Vous n’avez pas l’impression qu’on est un peu dépassés, que l’argent sale est si présent qu’on ne sait plus véritablement lutter contre ces phénomènes criminels ?
Non, je crois qu’on peut retirer cet argent. Il y a par contre un manque de confiance d’une partie de la classe politique envers le monde de la justice, et je le regrette. C’est un peu comme si la justice menaçait la souveraineté de la classe politique, pourtant ce n’est pas de cela qu’il s’agit. Les magistrats appliquent la loi, et il faudra bien qu’on accepte que la loi vaut pour tous. En Italie, la classe politique a eu le courage de faire une purge interne. Malheureusement, des magistrats ont toutefois été tués. Ici, en Belgique, on n’en est pas encore là, mais certains juges vivent sous surveillance depuis des années, avec des risques réels d’être tués. Et j’ai peur qu’un jour cela nous arrive ici aussi. On est à deux doigts, ça m’inquiète.
Est-ce que la classe politique est consciente du problème ?
Le souci, c’est qu’on a souvent tendance, en Belgique, à réagir après. C’est lorsqu’un drame arrive qu’on cherche à réagir alors que les magistrats sont parfaitement capables de prévoir, d’anticiper pour éviter une catastrophe. Sauf qu’on a un problème de confiance.
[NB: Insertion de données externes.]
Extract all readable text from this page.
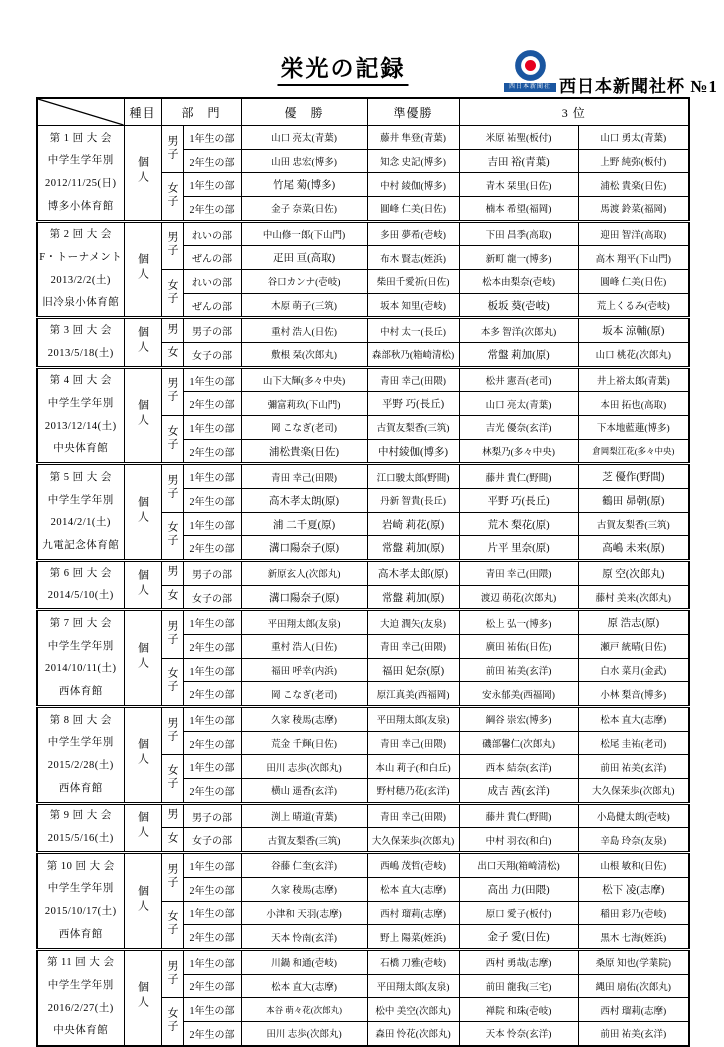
栄光の記録
西日本新聞社 西日本新聞社杯 №1
	種目	部　門		優　勝	準優勝	3 位	

第 1 回 大 会
中学生学年別
2012/11/25(日)
博多小体育館	個人	男子	1年生の部	山口 亮太(青葉)	藤井 隼登(青葉)	米原 祐聖(板付)	山口 勇太(青葉)
			2年生の部	山田 忠宏(博多)	知念 史記(博多)	吉田 裕(青葉)	上野 純弥(板付)
		女子	1年生の部	竹尾 菊(博多)	中村 綾伽(博多)	青木 栞里(日佐)	浦松 貴楽(日佐)
			2年生の部	金子 奈菜(日佐)	圓峰 仁美(日佐)	楠本 希望(福岡)	馬渡 鈴菜(福岡)

第 2 回 大 会
F・トーナメント
2013/2/2(土)
旧冷泉小体育館	個人	男子	れいの部	中山修一郎(下山門)	多田 夢希(壱岐)	下田 昌季(高取)	迎田 智洋(高取)
			ぜんの部	疋田 亘(高取)	布木 賢志(姪浜)	新町 龍一(博多)	高木 翔平(下山門)
		女子	れいの部	谷口カンナ(壱岐)	柴田千愛祈(日佐)	松本由梨奈(壱岐)	圓峰 仁美(日佐)
			ぜんの部	木原 萌子(三筑)	坂本 知里(壱岐)	板坂 葵(壱岐)	荒上くるみ(壱岐)

第 3 回 大 会
2013/5/18(土)	個人	男	男子の部	重村 浩人(日佐)	中村 太一(長丘)	本多 智洋(次郎丸)	坂本 涼輔(原)
		女	女子の部	敷根 栞(次郎丸)	森部秋乃(箱崎清松)	常盤 莉加(原)	山口 桃花(次郎丸)

第 4 回 大 会
中学生学年別
2013/12/14(土)
中央体育館	個人	男子	1年生の部	山下大輝(多々中央)	青田 幸己(田隈)	松井 憲吾(老司)	井上裕太郎(青葉)
			2年生の部	彌富莉玖(下山門)	平野 巧(長丘)	山口 亮太(青葉)	本田 拓也(高取)
		女子	1年生の部	岡 こなぎ(老司)	古賀友梨香(三筑)	吉光 優奈(玄洋)	下本地藍蓮(博多)
			2年生の部	浦松貴楽(日佐)	中村綾伽(博多)	林梨乃(多々中央)	倉岡梨江花(多々中央)

第 5 回 大 会
中学生学年別
2014/2/1(土)
九電記念体育館	個人	男子	1年生の部	青田 幸己(田隈)	江口駿太郎(野間)	藤井 貴仁(野間)	芝 優作(野間)
			2年生の部	高木孝太朗(原)	丹新 智貴(長丘)	平野 巧(長丘)	鶴田 昴朝(原)
		女子	1年生の部	浦 二千夏(原)	岩崎 莉花(原)	荒木 梨花(原)	古賀友梨香(三筑)
			2年生の部	溝口陽奈子(原)	常盤 莉加(原)	片平 里奈(原)	高嶋 未来(原)

第 6 回 大 会
2014/5/10(土)	個人	男	男子の部	新原玄人(次郎丸)	高木孝太郎(原)	青田 幸己(田隈)	原 空(次郎丸)
		女	女子の部	溝口陽奈子(原)	常盤 莉加(原)	渡辺 萌花(次郎丸)	藤村 美来(次郎丸)

第 7 回 大 会
中学生学年別
2014/10/11(土)
西体育館	個人	男子	1年生の部	平田翔太郎(友泉)	大迫 潤矢(友泉)	松上 弘一(博多)	原 浩志(原)
			2年生の部	重村 浩人(日佐)	青田 幸己(田隈)	廣田 祐佑(日佐)	瀬戸 統晴(日佐)
		女子	1年生の部	福田 呼幸(内浜)	福田 妃奈(原)	前田 祐美(玄洋)	白水 菜月(金武)
			2年生の部	岡 こなぎ(老司)	原江真美(西福岡)	安永郁美(西福岡)	小林 梨音(博多)

第 8 回 大 会
中学生学年別
2015/2/28(土)
西体育館	個人	男子	1年生の部	久家 稜馬(志摩)	平田翔太郎(友泉)	綱谷 崇宏(博多)	松本 直大(志摩)
			2年生の部	荒金 千輝(日佐)	青田 幸己(田隈)	磯部馨仁(次郎丸)	松尾 圭祐(老司)
		女子	1年生の部	田川 志歩(次郎丸)	本山 莉子(和白丘)	西本 結奈(玄洋)	前田 祐美(玄洋)
			2年生の部	横山 遥香(玄洋)	野村穂乃花(玄洋)	成吉 茜(玄洋)	大久保茉歩(次郎丸)

第 9 回 大 会
2015/5/16(土)	個人	男	男子の部	渕上 晴道(青葉)	青田 幸己(田隈)	藤井 貴仁(野間)	小島健太朗(壱岐)
		女	女子の部	古賀友梨香(三筑)	大久保茉歩(次郎丸)	中村 羽衣(和白)	辛島 玲奈(友泉)

第 10 回 大 会
中学生学年別
2015/10/17(土)
西体育館	個人	男子	1年生の部	谷藤 仁奎(玄洋)	西嶋 茂哲(壱岐)	出口天翔(箱崎清松)	山根 敏和(日佐)
			2年生の部	久家 稜馬(志摩)	松本 直大(志摩)	高出 力(田隈)	松下 凌(志摩)
		女子	1年生の部	小津和 天羽(志摩)	西村 瑠莉(志摩)	原口 愛子(板付)	稲田 彩乃(壱岐)
			2年生の部	天本 怜南(玄洋)	野上 陽菜(姪浜)	金子 愛(日佐)	黒木 七海(姪浜)

第 11 回 大 会
中学生学年別
2016/2/27(土)
中央体育館	個人	男子	1年生の部	川鍋 和通(壱岐)	石橋 刀雅(壱岐)	西村 勇哉(志摩)	桑原 知也(学業院)
			2年生の部	松本 直大(志摩)	平田翔太郎(友泉)	前田 龍我(三宅)	縄田 扇佑(次郎丸)
		女子	1年生の部	本谷 萌々花(次郎丸)	松中 美空(次郎丸)	禅院 和珠(壱岐)	西村 瑠莉(志摩)
			2年生の部	田川 志歩(次郎丸)	森田 怜花(次郎丸)	天本 怜奈(玄洋)	前田 祐美(玄洋)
Ce que je répète, c’est qu’il faut laisser le pouvoir judiciaire faire son boulot, et nous donner les moyens de le faire.
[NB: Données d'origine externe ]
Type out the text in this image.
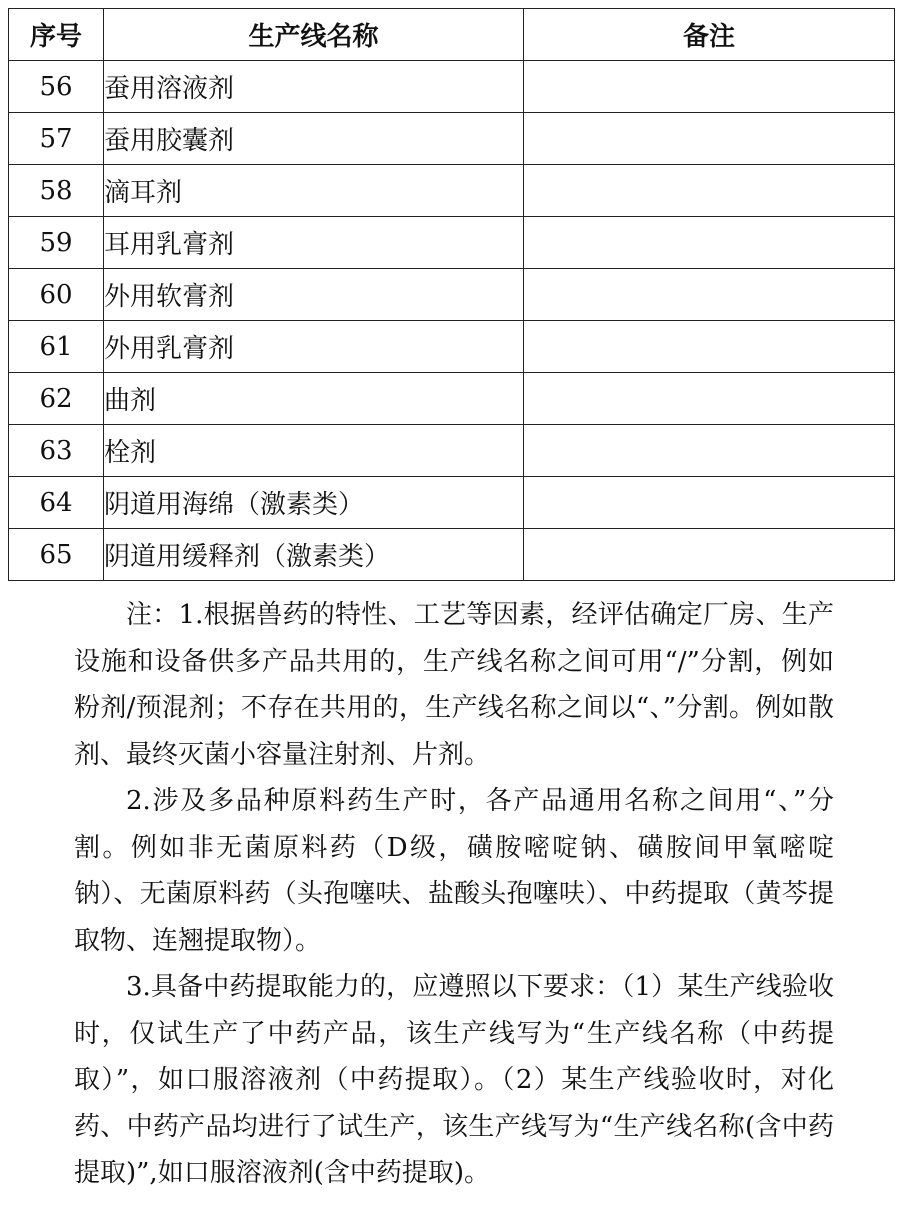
序号	生产线名称	备注
56	蚕用溶液剂	
57	蚕用胶囊剂	
58	滴耳剂	
59	耳用乳膏剂	
60	外用软膏剂	
61	外用乳膏剂	
62	曲剂	
63	栓剂	
64	阴道用海绵（激素类）	
65	阴道用缓释剂（激素类）	

注：1.根据兽药的特性、工艺等因素，经评估确定厂房、生产设施和设备供多产品共用的，生产线名称之间可用“/”分割，例如粉剂/预混剂；不存在共用的，生产线名称之间以“、”分割。例如散剂、最终灭菌小容量注射剂、片剂。

2.涉及多品种原料药生产时，各产品通用名称之间用“、”分割。例如非无菌原料药（D级，磺胺嘧啶钠、磺胺间甲氧嘧啶钠）、无菌原料药（头孢噻呋、盐酸头孢噻呋）、中药提取（黄芩提取物、连翘提取物）。

3.具备中药提取能力的，应遵照以下要求：（1）某生产线验收时，仅试生产了中药产品，该生产线写为“生产线名称（中药提取）”，如口服溶液剂（中药提取）。（2）某生产线验收时，对化药、中药产品均进行了试生产，该生产线写为“生产线名称(含中药提取)”,如口服溶液剂(含中药提取)。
Avec la crise actuelle, trouver des moyens risque d’être compliqué…
Au début de l’année judiciaire, le procureur général de Bruxelles, Johan Delmulle, a proposé de créer un fonds financé par les transactions pénales pour financer la justice. Je suis entièrement d’accord et, pour ma part, je pense qu’on peut même y ajouter une partie des amendes pénales et une partie des confiscations. Nous aurions de quoi correctement outiller financièrement la justice et la police. Actuellement, la justice doit négocier pour avoir des moyens, mais si on met en place ce fonds, la justice deviendrait complètement autonome. Mais ça, c’est quelque chose qui fait peur. Pourquoi ? Parce qu’il y a ce manque de confiance vis-à-vis de la justice. Et c’est regrettable. Plus encore dans le contexte actuel, avec les phénomènes mafieux et la corruption qui guettent.
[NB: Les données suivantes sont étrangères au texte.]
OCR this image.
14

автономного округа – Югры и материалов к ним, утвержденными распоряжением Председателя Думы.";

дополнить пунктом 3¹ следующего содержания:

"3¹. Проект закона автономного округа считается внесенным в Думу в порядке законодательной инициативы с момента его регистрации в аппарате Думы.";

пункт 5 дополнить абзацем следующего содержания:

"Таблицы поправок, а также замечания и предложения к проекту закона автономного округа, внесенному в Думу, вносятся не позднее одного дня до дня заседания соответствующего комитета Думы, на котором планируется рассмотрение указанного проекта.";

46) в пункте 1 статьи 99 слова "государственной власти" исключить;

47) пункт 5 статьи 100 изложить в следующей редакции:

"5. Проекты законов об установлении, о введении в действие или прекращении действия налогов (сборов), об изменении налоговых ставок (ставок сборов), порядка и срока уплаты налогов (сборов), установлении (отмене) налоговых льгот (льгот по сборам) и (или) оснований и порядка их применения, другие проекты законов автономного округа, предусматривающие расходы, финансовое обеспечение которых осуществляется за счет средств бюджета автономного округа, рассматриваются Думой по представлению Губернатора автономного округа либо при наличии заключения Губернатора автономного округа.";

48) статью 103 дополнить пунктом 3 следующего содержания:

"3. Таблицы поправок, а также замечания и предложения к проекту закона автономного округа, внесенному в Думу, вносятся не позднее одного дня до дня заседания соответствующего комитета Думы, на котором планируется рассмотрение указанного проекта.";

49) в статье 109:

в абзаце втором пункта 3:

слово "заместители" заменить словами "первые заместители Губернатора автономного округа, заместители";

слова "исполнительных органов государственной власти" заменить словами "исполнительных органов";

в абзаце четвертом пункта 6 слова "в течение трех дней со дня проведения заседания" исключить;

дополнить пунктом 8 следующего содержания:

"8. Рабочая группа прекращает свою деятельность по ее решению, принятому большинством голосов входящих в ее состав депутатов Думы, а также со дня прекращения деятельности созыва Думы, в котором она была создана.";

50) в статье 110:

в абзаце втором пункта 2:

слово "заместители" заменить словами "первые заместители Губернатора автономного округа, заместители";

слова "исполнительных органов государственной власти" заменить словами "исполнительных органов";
Vous n’avez pas peur qu’il soit trop tard ?
Il n’est pas encore trop tard, mais si on continue comme ça, si on continue et on laisse faire la corruption et les pratiques mafieuses sans réagir de manière forte, on va vers une impunité de fait. Si on continue, la fiabilité juridique et financière de la Belgique va prendre un coup, avec toutes les conséquences sur la vie du citoyen lambda. En matière d’investissement et donc en matière d’emploi, et donc en matière de financement de la sécurité sociale, et donc de qualité des soins. Ce que je veux faire comprendre, c’est que ce mal qui gangrène notre pays, il nous concerne tous.